The U.S. Navy sent Anchorage and the 13th MEU embarked to the sea phase of the exercise, while the Sri Lanka Navy sent two offshore patrol vessels – SLNS Gajabahu (P 626) and SLNS Vijayabahu (P 627), according to 7th Fleet. Sri Lanka’s air force, the Japan Maritime-Self Defense Force, and the Maldives National Defense Force also joined for the drills.

“Additional exercises conducted at sea included divisional tactics, visit, board, search, and seizure (VBSS), replenishment-at-sea approaches, and reconnaissance and gunnery exercises. Helicopters aboard Anchorage successfully carried out VBSS exercises, embarkation, and disembarkation of personnel and material on the decks of the SLN ships involved in the sea phase,” according to the 7th Fleet release.

JS Suzutsuki conducted a bilateral exercise with the French Navy Charles de Gaulle CSG in the vicinity of Western Arabian Sea.
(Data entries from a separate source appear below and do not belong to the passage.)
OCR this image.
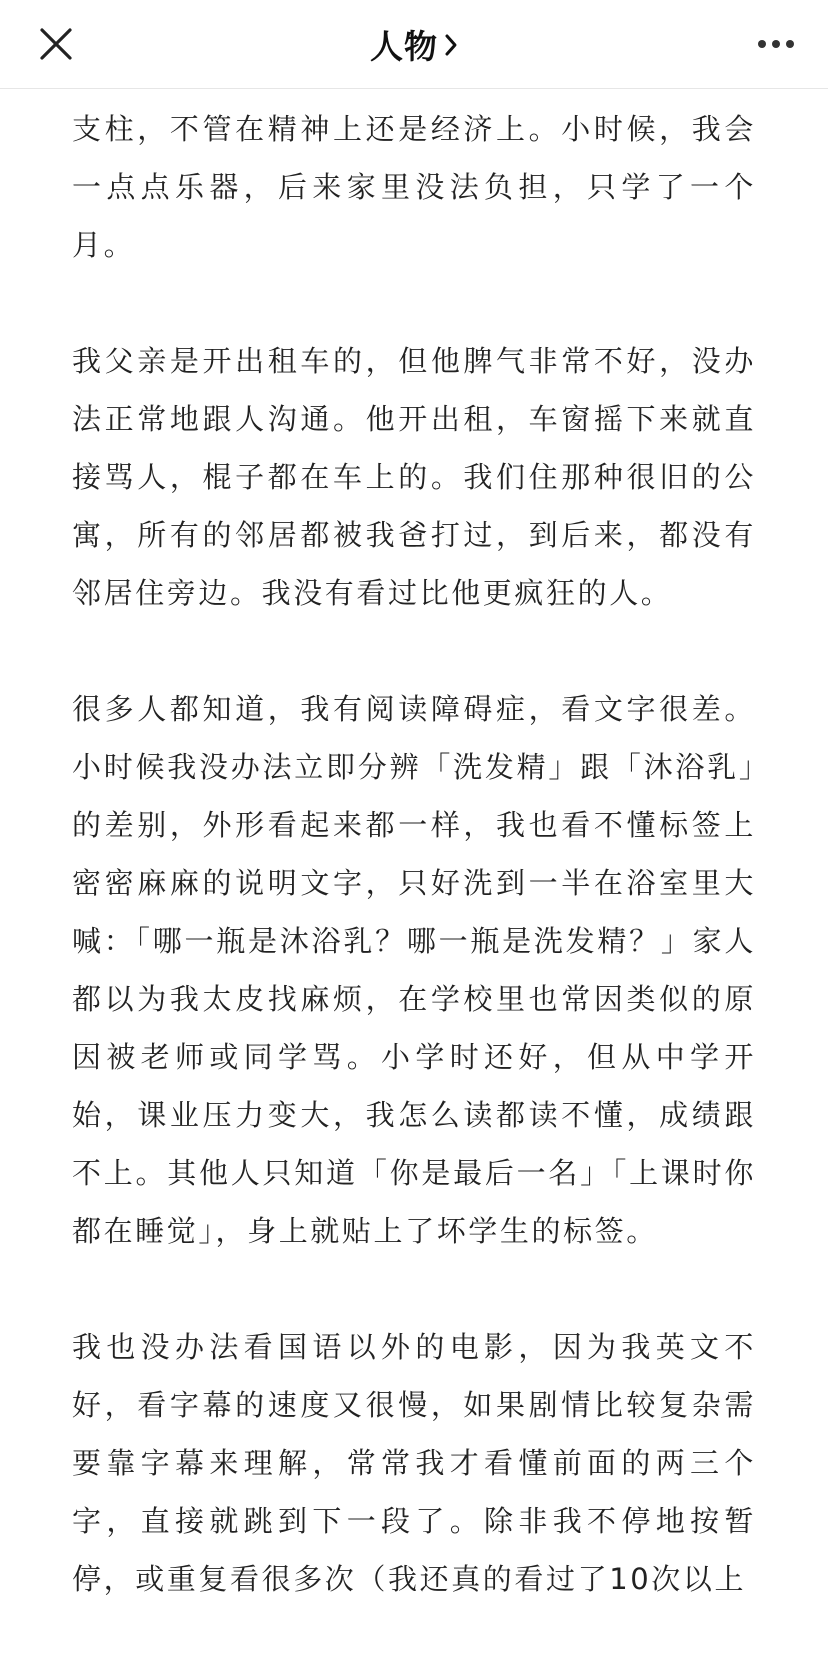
人物

支柱，不管在精神上还是经济上。小时候，我会一点点乐器，后来家里没法负担，只学了一个月。

我父亲是开出租车的，但他脾气非常不好，没办法正常地跟人沟通。他开出租，车窗摇下来就直接骂人，棍子都在车上的。我们住那种很旧的公寓，所有的邻居都被我爸打过，到后来，都没有邻居住旁边。我没有看过比他更疯狂的人。

很多人都知道，我有阅读障碍症，看文字很差。小时候我没办法立即分辨「洗发精」跟「沐浴乳」的差别，外形看起来都一样，我也看不懂标签上密密麻麻的说明文字，只好洗到一半在浴室里大喊：「哪一瓶是沐浴乳？哪一瓶是洗发精？」家人都以为我太皮找麻烦，在学校里也常因类似的原因被老师或同学骂。小学时还好，但从中学开始，课业压力变大，我怎么读都读不懂，成绩跟不上。其他人只知道「你是最后一名」「上课时你都在睡觉」，身上就贴上了坏学生的标签。

我也没办法看国语以外的电影，因为我英文不好，看字幕的速度又很慢，如果剧情比较复杂需要靠字幕来理解，常常我才看懂前面的两三个字，直接就跳到下一段了。除非我不停地按暂停，或重复看很多次（我还真的看过了10次以上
JMSDF Photo

Nearby in the Indian Ocean, the French Navy’s Charles De Gaulle CSG continues its deployment after wrapping up the Varuna joint exercise with the Indian Navy on Jan. 20. The Charles De Gaulle CSG currently includes carrier FS Charles De Gaulle (R91), destroyers FS Forbin (D620) and FS Provence (D652), and replenishment ship FS Marne (A360).

Meanwhile, on Friday the Japan Ground Self-Defense Force issued a news release announcing that “Iron Fist 23” will take place from Feb. 16 to March 12 between the JGSDF and the U.S. Marine Corps’ III Marine Expeditionary Force.

The drills will take place near the JGSDF Hijyudai Maneuver Area on Kyushu, Tokunoshima Island and Kikaijima Island, both part of the Amani Islands lying between Kyushu and Okinawa and Camp Hansen, Okinawa, while aviation units will largely stage out of JGSDF Camp Takayubaru on Kyushu. JGSDF forces taking part in the exercise will be the Amphibious Rapid Deployment Brigade (ARDB), 1st Airborne Brigade, and 1st Helicopter Brigade, along with the Western Army Aviation Unit. The U.S. Marine Corps’ 31st MEU will participate, while the U.S. Navy and JMSDF will participate with the America ARG – which features amphibious assault ship USS America (LHA-6), amphibious transport dock USS Green Bay (LPD-20), and dock landing ship USS Ashland (LSD-48) – and LST JS Osumi (LST-4001), respectively.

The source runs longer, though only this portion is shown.